Selon la Commission européenne, ces mesures, présentées comme ciblées et limitées dans le temps, doivent permettre de préserver des conditions de concurrence équitables sur les marchés financiers mondiaux tout en maintenant l'engagement de l'Union européenne envers les standards internationaux de Bâle III. Le report a été décidé en concertation avec la Banque centrale européenne et l'Autorité bancaire européenne.
Le FRTB, l'un des derniers chantiers de Bâle III
La révision fondamentale du portefeuille de négociation, ou FRTB (Fundamental Review of the Trading Book), vise à moderniser la manière dont les banques évaluent les risques liés à leurs activités de marché. Le dispositif introduit des méthodes de mesure plus sophistiquées afin de rapprocher davantage les exigences de fonds propres des risques réellement supportés par les établissements financiers dans leurs activités de négociation. Après la crise financière mondiale de 2007-2008, plusieurs banques ayant accumulé des positions risquées se sont retrouvées en difficulté, conduisant les régulateurs à renforcer progressivement les exigences de capital imposées au secteur bancaire. L'objectif est de permettre aux établissements financiers d'absorber plus facilement d'éventuelles pertes et de mieux résister aux périodes de tensions sur les marchés.

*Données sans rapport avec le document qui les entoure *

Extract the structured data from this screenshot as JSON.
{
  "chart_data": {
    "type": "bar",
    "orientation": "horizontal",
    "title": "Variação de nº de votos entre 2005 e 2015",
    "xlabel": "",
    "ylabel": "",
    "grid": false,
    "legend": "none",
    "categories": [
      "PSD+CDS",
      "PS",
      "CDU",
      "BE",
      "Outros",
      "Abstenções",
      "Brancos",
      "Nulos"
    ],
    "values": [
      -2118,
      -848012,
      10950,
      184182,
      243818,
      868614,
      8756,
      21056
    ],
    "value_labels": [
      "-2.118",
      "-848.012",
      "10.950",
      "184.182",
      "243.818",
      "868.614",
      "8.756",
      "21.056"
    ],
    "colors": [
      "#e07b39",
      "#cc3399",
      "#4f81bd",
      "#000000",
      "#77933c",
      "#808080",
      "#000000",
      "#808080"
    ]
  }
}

Le FMI alerte sur les risques du secteur financier non bancaire
Dans son rapport sur la stabilité financière mondiale (GFSR) publié le 14 octobre 2025, le Fonds monétaire international estime que le secteur financier non bancaire doit faire l'objet d'une surveillance renforcée afin d'éviter qu'il ne devienne un facteur d'instabilité mondiale. L'institution met en avant plusieurs vulnérabilités, notamment les valorisations élevées des actifs, les tensions sur les marchés de la dette publique et les liens croissants entre les acteurs financiers non bancaires et les établissements bancaires traditionnels.
Les institutions financières non bancaires, qui regroupent notamment les fonds d'investissement, les compagnies d'assurance et les fonds de pension, détiennent désormais près de la moitié des actifs mondiaux. Ces acteurs jouent un rôle croissant dans le financement de l'économie, notamment dans l'immobilier, le crédit privé et les cryptomonnaies.
Selon Tobias Adrian, directeur du département des marchés monétaires et de capitaux du FMI, si les institutions financières non bancaires utilisaient simultanément l'ensemble de leurs lignes de crédit bancaires dans un contexte de tensions financières, près de 10 % des banques américaines et 30 % des banques européennes verraient leur ratio de capital diminuer de plus de 100 points de base.
Pour le FMI, cette interdépendance accroît les risques de contagion entre le secteur financier non bancaire et le système bancaire traditionnel.
Une tension persistante entre stabilité financière et compétitivité bancaire
Face à ces risques, le FMI continue de plaider pour une meilleure transparence des institutions financières non bancaires, une surveillance renforcée de leur liquidité ainsi qu'une mise en œuvre effective des standards prudentiels internationaux, notamment Bâle III.
Cette position intervient alors que le débat sur le niveau des exigences réglementaires reste vif. La Fédération bancaire européenne estime que 15 grandes banques européennes supportent déjà 273 milliards d'euros de fonds propres supplémentaires au-delà des règles internationales de base.
Les établissements concernés considèrent qu'une partie de ces ressources pourrait être mobilisée pour financer davantage l'économie sans compromettre leur stabilité financière.
Dans le même temps, les régulateurs américains ont proposé des mesures susceptibles d'aboutir à une réduction d'environ 5 % des exigences de fonds propres applicables aux plus grandes banques du pays.
Le contraste entre l'appel du FMI à renforcer la résilience du système financier et la décision européenne de reporter l'application du FRTB reflète les arbitrages auxquels sont confrontées les autorités financières.